LING-264 | Multilingual and Parallel Corpora
Amir Zeldes Upperclass Undergraduate
Parallel and multilingual corpora are collections of natural language data in several languages, constructed using principled design criteria, which contain either aligned translations of the same texts, or distinct but comparable texts. As such, they are vital resources for comparative linguistics, translation studies, multilingual lexicography and machine translation. This course sets out to explore the theoretical problems raised by translated language, as well as practical issues and empirical patterns found in multilingual data. This includes questions such as exploring similarities and differences between closely related languages, such as different Romance or Slavic languages, or very distant ones, such as English and Japanese. The focus of the course is on the study of actual examples of parallel and comparable corpora using computational methods. Students will have access to search engines indexing aligned translations and will learn some of the basics of building a parallel corpus. The course introduces some fundamental computational methodology, but does not have a programming requirement. However, familiarity with at least one language other than English is required to complete coursework.

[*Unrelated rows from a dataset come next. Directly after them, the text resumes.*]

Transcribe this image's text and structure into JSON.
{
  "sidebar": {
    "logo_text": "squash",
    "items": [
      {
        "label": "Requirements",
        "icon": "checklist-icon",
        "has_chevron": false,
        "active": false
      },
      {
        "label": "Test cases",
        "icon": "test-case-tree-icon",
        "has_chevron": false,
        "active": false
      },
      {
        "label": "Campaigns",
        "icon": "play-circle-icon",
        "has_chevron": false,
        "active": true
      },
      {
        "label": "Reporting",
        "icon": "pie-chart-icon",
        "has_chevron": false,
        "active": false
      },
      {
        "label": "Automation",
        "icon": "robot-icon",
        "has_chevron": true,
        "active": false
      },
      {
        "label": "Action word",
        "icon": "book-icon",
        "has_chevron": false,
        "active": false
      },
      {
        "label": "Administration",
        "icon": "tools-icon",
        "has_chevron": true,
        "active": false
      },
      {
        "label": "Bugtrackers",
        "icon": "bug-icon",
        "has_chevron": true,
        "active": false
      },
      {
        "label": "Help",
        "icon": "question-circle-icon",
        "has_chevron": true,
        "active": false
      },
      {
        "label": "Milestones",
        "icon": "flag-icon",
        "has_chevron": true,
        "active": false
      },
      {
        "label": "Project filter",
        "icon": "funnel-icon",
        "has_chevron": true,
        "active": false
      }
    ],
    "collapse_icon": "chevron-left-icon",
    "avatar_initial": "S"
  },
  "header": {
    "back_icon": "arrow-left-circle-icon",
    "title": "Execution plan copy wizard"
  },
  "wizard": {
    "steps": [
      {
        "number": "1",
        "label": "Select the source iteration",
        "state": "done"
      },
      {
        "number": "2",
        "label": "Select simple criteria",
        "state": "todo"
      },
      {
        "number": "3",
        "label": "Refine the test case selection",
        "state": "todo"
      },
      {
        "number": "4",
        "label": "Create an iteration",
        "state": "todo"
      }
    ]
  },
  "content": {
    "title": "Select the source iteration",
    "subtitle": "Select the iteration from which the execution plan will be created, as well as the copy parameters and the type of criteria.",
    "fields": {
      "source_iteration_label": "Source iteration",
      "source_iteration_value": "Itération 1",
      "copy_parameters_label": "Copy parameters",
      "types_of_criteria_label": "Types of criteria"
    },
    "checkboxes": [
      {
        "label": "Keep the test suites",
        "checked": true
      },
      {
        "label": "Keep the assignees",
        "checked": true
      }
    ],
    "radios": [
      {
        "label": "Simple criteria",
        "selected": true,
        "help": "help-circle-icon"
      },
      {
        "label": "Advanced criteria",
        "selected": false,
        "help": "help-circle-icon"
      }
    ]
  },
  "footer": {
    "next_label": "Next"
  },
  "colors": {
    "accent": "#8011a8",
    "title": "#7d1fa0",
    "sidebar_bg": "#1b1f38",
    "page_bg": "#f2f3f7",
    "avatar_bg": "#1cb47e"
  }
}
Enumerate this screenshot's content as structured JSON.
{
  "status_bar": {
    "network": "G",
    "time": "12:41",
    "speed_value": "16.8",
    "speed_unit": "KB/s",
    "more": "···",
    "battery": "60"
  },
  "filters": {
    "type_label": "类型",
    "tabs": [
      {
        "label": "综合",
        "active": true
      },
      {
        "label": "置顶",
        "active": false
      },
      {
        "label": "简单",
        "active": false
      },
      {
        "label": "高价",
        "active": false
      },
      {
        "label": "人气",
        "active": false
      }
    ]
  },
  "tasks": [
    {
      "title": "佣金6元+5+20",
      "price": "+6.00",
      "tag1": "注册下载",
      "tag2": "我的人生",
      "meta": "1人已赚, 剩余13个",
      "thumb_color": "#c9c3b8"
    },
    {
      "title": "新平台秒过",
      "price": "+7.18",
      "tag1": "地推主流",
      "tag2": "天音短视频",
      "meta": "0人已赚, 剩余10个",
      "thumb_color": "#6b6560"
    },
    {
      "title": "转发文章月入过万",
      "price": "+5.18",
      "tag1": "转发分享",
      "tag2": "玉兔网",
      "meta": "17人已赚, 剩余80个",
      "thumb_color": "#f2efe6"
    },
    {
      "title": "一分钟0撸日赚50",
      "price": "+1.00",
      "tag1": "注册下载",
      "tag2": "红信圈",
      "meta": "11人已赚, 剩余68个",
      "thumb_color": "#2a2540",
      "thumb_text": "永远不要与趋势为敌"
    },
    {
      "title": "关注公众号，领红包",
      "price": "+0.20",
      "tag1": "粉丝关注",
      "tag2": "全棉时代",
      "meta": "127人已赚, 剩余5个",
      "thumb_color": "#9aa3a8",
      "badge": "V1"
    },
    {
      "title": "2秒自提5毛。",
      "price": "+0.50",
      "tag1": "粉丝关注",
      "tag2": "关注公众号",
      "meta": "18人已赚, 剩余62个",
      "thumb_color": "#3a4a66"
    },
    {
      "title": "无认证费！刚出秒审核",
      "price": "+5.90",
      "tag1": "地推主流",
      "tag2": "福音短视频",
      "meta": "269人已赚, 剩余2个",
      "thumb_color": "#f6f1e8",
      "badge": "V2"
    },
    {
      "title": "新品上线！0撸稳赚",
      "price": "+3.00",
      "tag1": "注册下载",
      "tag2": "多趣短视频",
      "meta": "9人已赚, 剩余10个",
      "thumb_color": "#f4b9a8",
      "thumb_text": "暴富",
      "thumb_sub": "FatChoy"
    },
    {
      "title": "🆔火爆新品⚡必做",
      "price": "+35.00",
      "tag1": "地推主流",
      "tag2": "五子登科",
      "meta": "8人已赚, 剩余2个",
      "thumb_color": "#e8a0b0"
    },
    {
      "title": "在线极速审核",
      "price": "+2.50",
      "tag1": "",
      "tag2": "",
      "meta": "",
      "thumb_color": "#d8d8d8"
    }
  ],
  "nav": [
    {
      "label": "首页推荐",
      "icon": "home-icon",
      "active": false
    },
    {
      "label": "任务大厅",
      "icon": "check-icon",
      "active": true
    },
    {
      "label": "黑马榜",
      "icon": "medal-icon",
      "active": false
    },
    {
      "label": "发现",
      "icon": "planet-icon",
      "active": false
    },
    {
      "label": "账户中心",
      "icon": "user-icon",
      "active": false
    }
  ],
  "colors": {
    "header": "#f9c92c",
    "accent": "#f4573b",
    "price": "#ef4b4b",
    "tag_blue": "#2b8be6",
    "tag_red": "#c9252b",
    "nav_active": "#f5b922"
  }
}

LING-469 | Analyzing language data with R
Amir Zeldes Upperclass Undergraduate & Graduate
This course will teach statistical analysis of language data with a focus on corpus materials, using the freely available statistics software 'R'. The course will begin with foundational notions and methods for statistical evaluation, hypothesis testing and visualization of linguistic data which are necessary for both the practice and the understanding of current quantitative research. As we progress we will learn exploratory methods to chart out meaningful structures in language data, such as agglomerative clustering, principal component analysis and multifactorial regression analysis. The course assumes basic mathematical skills and familiarity with linguistic methodology, but does not require a background in statistics or R.